A SHORT POSTSCRIPT TO YESTERDAY

I made passing reference yesterday to Somewhere In My Heart, which peaked at #3 in the summer of 1988 and easily provided the most commercially successful moment in the long career of Roddy Frame.

It had been the third single lifted from Love, following on from Deep & Wide and Tall (#79) and How Men Are (#25). Record label bosses can never resist the temptation to cash-in, especially on the back of an unpredicted success, and so the decision was taken to lift a fourth single from the album, despite it only having nine tracks all told:-

mp3: Aztec Camera – Working In A Goldmine

There’s actually quite a lot to like about Working In A Goldmine from a Smooth Radio/Easy Listening perspective. Indeed, if it had been recorded by one of the singers associated with soulful ballads, it could well have become an instant classic and beloved today by those who take part on TV talent shows. BUT, and it’s a huge but, it just doesn’t sound like an Aztec Camera song in any shape or form. It did the job, however, as far as the label was concerned, getting to #31 and helping boost further the sales of the parent album.

Despite the fact that the song came in at just under 6 minutes in length, it wasn’t edited down in any shape or form when committed to 7″ vinyl.

The fact there were just nine songs on Love is evidence that Roddy was struggling a bit for material, and it is no surprise that the b-sides to the various singles consisted of cover versions:-

mp3: Aztec Camera – Bad Education
mp3: Aztec Camera – The Red Flag
mp3: Aztec Camera – I Threw It All Away (live)

The first, which is on the flip side to Deep, Wide & Tall, is a cover of a track to be found on the 1982 debut album by Blue Orchids, the band founded by Martin Bramah when he took his leave of The Fall and whose other members included Una Baines, another musician who had taken her leave of MES and crew.
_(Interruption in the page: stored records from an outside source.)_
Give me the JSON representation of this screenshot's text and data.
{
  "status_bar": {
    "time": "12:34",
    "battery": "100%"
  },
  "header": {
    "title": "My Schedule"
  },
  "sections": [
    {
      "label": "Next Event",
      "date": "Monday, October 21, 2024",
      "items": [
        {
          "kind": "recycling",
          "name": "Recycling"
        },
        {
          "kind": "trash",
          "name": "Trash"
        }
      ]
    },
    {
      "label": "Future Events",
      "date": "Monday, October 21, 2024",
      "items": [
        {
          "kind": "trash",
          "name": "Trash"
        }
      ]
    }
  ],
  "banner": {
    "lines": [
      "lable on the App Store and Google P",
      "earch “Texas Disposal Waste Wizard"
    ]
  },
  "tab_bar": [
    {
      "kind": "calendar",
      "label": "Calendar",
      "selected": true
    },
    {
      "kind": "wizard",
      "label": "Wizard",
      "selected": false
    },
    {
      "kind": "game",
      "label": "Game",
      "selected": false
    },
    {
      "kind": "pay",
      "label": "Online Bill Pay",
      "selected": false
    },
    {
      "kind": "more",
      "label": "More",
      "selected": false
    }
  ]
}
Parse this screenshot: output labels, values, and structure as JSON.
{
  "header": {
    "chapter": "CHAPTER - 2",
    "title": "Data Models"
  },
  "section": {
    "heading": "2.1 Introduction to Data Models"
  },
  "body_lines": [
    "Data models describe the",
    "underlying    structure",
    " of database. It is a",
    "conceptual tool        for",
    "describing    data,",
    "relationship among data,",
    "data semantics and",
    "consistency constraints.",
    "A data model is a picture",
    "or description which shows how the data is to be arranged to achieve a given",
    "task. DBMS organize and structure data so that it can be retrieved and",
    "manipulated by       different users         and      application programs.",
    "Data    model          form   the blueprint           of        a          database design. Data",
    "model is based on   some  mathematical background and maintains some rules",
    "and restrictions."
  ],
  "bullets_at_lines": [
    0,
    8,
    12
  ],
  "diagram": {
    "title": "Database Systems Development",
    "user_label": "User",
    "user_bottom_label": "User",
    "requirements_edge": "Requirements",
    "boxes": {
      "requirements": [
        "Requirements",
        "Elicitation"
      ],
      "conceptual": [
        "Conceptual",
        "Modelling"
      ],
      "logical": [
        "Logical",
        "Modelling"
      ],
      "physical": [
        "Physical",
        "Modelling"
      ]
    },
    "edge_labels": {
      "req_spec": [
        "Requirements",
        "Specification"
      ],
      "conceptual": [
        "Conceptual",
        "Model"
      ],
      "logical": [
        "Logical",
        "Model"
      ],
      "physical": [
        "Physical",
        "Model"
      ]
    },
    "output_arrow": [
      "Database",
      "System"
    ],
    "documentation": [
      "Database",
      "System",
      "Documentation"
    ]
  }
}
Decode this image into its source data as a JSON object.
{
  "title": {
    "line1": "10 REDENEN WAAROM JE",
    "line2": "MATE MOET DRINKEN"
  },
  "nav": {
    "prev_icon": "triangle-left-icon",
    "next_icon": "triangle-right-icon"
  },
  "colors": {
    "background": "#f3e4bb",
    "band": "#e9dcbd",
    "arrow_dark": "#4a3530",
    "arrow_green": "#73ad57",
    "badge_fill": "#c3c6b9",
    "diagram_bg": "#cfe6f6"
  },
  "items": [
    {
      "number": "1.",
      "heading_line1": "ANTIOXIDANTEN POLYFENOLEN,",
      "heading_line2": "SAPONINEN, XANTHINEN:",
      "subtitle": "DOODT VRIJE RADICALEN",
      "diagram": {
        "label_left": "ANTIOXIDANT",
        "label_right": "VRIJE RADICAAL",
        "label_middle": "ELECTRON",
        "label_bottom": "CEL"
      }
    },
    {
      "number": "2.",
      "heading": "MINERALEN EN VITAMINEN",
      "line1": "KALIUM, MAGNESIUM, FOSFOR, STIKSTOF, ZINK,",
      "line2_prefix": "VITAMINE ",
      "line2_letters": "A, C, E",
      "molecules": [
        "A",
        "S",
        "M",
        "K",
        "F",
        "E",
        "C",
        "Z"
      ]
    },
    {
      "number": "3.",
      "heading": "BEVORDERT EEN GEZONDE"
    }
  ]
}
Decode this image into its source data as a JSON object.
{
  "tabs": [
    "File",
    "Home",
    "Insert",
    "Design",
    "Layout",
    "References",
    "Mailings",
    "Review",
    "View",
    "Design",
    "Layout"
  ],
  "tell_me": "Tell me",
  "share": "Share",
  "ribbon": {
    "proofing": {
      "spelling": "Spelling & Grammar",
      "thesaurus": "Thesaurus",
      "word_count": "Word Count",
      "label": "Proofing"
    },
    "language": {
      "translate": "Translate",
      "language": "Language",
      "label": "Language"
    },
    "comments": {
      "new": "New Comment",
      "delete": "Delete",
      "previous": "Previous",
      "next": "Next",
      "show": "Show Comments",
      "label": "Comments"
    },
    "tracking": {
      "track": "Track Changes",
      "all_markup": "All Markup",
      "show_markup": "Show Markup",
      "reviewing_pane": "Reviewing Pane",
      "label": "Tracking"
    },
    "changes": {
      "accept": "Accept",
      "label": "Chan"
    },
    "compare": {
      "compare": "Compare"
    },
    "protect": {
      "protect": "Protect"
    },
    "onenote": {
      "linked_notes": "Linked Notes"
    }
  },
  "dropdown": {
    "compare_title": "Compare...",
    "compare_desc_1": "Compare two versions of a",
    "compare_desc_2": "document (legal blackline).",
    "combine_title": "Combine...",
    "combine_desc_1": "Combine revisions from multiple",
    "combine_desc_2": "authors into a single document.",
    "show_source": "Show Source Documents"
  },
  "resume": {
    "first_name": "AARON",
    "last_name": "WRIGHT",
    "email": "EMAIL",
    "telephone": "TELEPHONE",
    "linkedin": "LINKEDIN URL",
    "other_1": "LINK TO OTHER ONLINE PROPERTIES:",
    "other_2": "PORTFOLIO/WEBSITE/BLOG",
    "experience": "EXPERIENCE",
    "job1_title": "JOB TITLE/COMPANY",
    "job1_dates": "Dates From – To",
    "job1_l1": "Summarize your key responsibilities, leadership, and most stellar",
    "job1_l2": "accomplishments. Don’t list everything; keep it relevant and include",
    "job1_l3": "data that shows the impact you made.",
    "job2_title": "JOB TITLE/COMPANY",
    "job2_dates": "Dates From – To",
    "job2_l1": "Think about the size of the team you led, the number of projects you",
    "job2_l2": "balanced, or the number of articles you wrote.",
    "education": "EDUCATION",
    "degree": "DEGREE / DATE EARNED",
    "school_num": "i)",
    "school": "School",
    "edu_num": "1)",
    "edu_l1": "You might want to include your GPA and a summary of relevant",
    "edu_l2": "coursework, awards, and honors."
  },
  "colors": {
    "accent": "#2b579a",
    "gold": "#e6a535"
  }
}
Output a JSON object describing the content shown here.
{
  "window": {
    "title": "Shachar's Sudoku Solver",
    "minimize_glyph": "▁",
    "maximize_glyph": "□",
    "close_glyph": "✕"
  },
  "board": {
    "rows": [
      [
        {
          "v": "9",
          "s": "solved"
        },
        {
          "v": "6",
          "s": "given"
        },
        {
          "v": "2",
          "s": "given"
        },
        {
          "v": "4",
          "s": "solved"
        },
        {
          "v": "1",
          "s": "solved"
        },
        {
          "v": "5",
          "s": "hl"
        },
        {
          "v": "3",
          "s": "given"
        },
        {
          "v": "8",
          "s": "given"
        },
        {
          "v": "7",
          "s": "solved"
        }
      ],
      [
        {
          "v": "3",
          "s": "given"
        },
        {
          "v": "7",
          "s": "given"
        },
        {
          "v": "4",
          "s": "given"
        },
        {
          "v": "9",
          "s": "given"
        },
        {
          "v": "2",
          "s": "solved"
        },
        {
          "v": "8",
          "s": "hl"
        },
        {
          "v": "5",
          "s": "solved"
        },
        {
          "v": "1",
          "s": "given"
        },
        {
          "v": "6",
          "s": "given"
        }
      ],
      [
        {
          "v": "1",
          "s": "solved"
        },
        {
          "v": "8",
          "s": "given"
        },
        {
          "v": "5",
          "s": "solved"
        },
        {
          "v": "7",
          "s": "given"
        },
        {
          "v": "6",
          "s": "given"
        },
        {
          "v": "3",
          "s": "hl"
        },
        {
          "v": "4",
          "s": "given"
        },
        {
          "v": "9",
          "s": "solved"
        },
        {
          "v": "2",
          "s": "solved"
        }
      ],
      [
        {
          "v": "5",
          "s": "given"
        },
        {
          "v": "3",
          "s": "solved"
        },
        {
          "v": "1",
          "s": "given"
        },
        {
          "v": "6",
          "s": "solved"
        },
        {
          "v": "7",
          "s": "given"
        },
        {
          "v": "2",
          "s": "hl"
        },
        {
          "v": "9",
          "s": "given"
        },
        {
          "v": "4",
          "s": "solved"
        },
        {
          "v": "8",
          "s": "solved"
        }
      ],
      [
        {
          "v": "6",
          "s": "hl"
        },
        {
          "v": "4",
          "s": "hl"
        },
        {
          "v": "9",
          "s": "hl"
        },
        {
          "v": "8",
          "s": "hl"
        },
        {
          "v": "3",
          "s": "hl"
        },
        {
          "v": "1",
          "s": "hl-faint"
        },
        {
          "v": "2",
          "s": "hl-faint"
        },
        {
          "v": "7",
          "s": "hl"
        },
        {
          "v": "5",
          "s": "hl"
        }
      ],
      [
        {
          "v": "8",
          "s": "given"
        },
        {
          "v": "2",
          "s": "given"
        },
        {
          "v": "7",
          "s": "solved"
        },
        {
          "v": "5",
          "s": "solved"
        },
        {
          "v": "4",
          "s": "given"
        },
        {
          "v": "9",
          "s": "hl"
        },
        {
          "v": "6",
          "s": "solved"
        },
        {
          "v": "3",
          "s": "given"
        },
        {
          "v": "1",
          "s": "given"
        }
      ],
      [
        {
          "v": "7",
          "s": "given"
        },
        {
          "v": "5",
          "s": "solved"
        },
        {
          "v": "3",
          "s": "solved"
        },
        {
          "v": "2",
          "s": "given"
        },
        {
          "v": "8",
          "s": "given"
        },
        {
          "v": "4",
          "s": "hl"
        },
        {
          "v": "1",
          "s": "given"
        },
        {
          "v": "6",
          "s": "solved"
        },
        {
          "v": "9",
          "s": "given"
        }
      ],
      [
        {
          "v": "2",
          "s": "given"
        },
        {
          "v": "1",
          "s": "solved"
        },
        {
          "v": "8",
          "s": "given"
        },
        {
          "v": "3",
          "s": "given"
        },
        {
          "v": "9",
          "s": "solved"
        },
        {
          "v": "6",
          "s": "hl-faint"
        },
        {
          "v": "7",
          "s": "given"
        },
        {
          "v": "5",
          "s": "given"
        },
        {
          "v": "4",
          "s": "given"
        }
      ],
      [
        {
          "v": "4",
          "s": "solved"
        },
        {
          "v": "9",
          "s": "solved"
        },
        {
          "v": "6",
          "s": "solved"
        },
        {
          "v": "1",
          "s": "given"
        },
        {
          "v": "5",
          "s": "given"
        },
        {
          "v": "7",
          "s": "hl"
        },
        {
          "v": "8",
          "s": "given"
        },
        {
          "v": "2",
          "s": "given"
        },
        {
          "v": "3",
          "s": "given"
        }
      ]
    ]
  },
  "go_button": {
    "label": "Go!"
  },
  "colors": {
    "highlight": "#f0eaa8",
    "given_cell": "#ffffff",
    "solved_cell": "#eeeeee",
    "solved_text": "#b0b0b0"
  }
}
The middle track sees Roddy offer his take on the famous socialist anthem, whose words were written in 1889 by Jim Connell and is set to the tune of the German carol O Tannenbaum, which we in the English-speaking parts of the world know as O Christmas Tree.  It was offered up as the b-side to How Men Are.

The final song is the flip-side of Working In A Goldmine. It’s a cover of a song released by Bob Dylan on his 1969 album Nashville Skyline. It’s taken straight from the vinyl of the single and is a tad rough’n’ready….it also, judging by the ‘Cheers…..Goodnight’ shout at the end of the recording, the song that closed off either the main set or an encore.

It’s from the show at Colston Hall, Bristol on 23 June 1988, right at the time when Somewhere In My Heart was at its peak in the singles charts which perhaps is a pointer as to why some of the crowd who are screaming are perhaps not atypical of the sort of audience Roddy attracted before, or since.  Worth mentioning too that it’s a venue which will most likely see a name change quite soon as there’s been a fair bit of controversy in recent times about the bloke whose name is attached to it.

The b-side to Somewhere In My Heart wasn’t a cover, and instead was a remix of one of the album’s other tracks:-

mp3: Aztec Camera – Everybody Is A Number One (Boston ’86 Version)

I’ve said before that I’ve little time for this particular offering. Nor its a-side…….

JC

7 thoughts on “A SHORT POSTSCRIPT TO YESTERDAY

  1. I’ve always really liked goldmine – although could have done with a bit of an edit .

  2. I really like a lot of the songs on Love but the production is horrible. There has always been a lot of criticism of every album after High Land Hard Rain, because Frame didn’t make part two and especially having the temerity to having a Dire Strait produce the second album. I have always admired Frame’s bloody mindedness even if it has meant long periods of time between albums, his pricing of solo gigs less so.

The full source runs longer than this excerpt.